Dave Abrahams dabrahams at apple.com
Thu Aug 4 13:46:19 CDT 2016


on Thu Aug 04 2016, David Sweeris <davesweeris-AT-mac.com> wrote:

>> On Aug 4, 2016, at 13:31, Dave Abrahams via swift-evolution
>> <swift-evolution at swift.org> wrote:
>> 
>> 
>>> on Thu Aug 04 2016, Anton Zhilin <antonyzhilin-AT-gmail.com> wrote:
>
>>> 
>>> 2016-08-04 10:31 GMT+03:00 Xiaodi Wu via swift-evolution <
>>> swift-evolution at swift.org>:
>>> 
>>>>> On Thu, Aug 4, 2016 at 2:29 AM, Karl <razielim at gmail.com> wrote:
>>>>> 
>>>>> It’s confusing because metatypes in Swift are pretty confusing in
>>>>> general: Int.self returns Int.Type which is not the same as `type(of: <some
>>>>> Int>)` (that would be Int).
>>>>> 
>>>>> If a novice wants to jump in, they’ll have to know that MemoryLayout(of:
>>>>> Int.self) would return a MemoryLayout<Int.Type>.
>>>> 
>>>> Yes, here, I agree Dave is absolutely right.

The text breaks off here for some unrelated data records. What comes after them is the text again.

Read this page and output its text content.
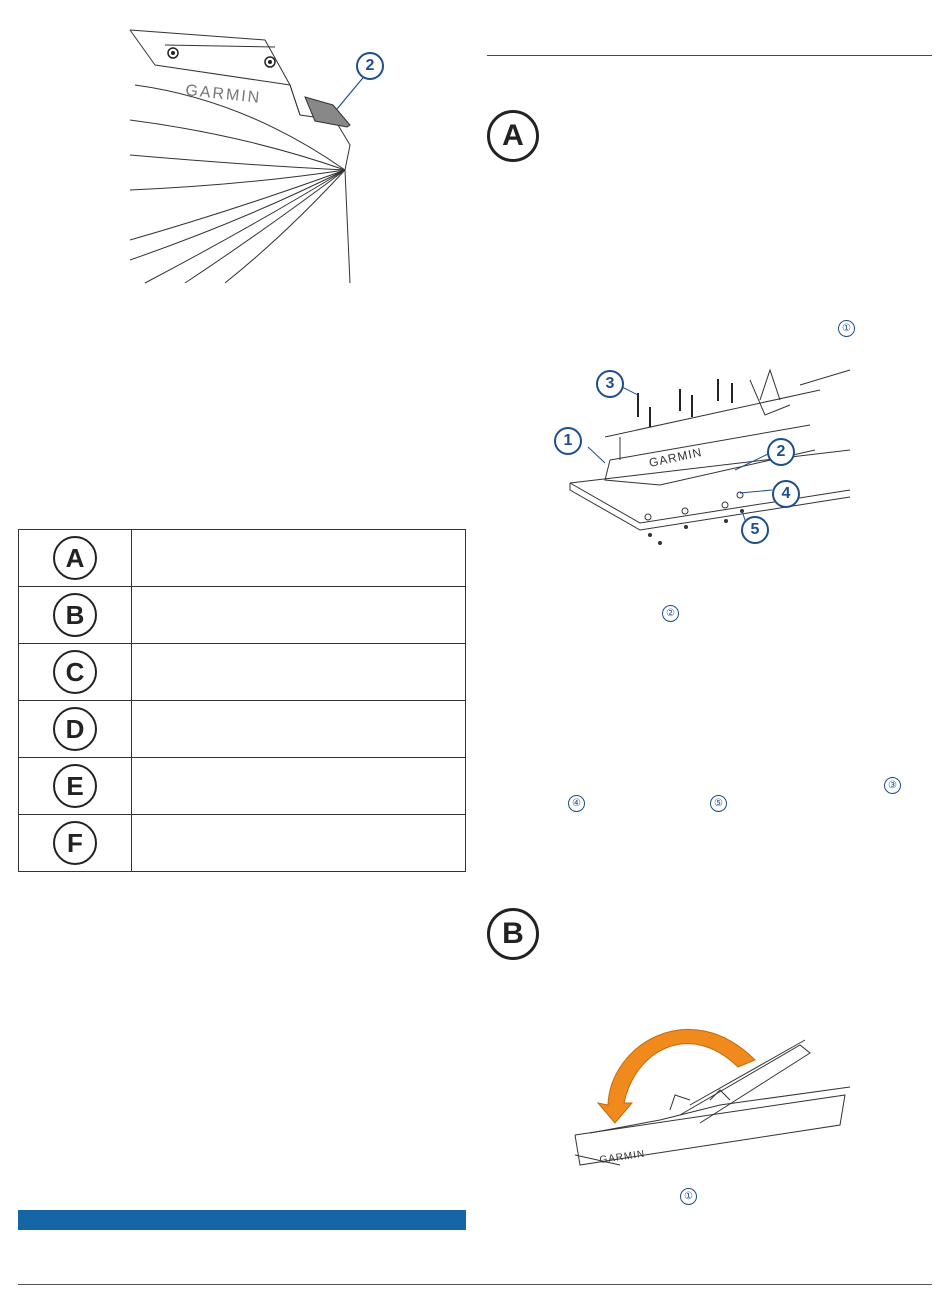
GARMIN
2
A
①
GARMIN
1
2
3
4
5
②
③
④	⑤
B
GARMIN
①
A	
B	
C	
D	
E	
F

You and Dave have convinced
>>>> me that neither `MemoryLayout(of: x)` nor `MemoryLayout.of(x)`, where x is
>>>> an instance, would be appropriate.
>>> 
>>> Two weeks ago Adrian and I suggested adding dynamic 'size', 'stride',
>>> 'alignment' to Mirror, which definition would look like:
>>> 
>>> public struct Mirror {
>>>    internal metatype_: Any.Type
>>> 
>>>    public init<T>(_: T.Type)
>>> 
>>>    public var size: Int { get }
>>>    public var stride: Int { get }
>>>    public var align: Int { get }
>>> 
>>>    // ...
>>> }
>>> 
>>> There are some problems with it right now, but I do believe that reflection
>>> API is where dynamic `size`, `stride`, `alignment` belong.
>> 
>> I see your point, but that would unfortunately be an unacceptably
>> expensive way to get that information.  Constructing a mirror is a
>> nontrivial bit of work.
>
> Two quick questions:
> 1) Can the expensive bits of mirrors be done lazily?
> 2) IIRC, the reflection API is supposed to be reworked for Swift
> 4. With that in mind, are mirrors likely to remain too be expensive to
> construct for this approach?

I don't know.  IMO none of these questions can be answered in time to
solve the cited problem for Swift 3.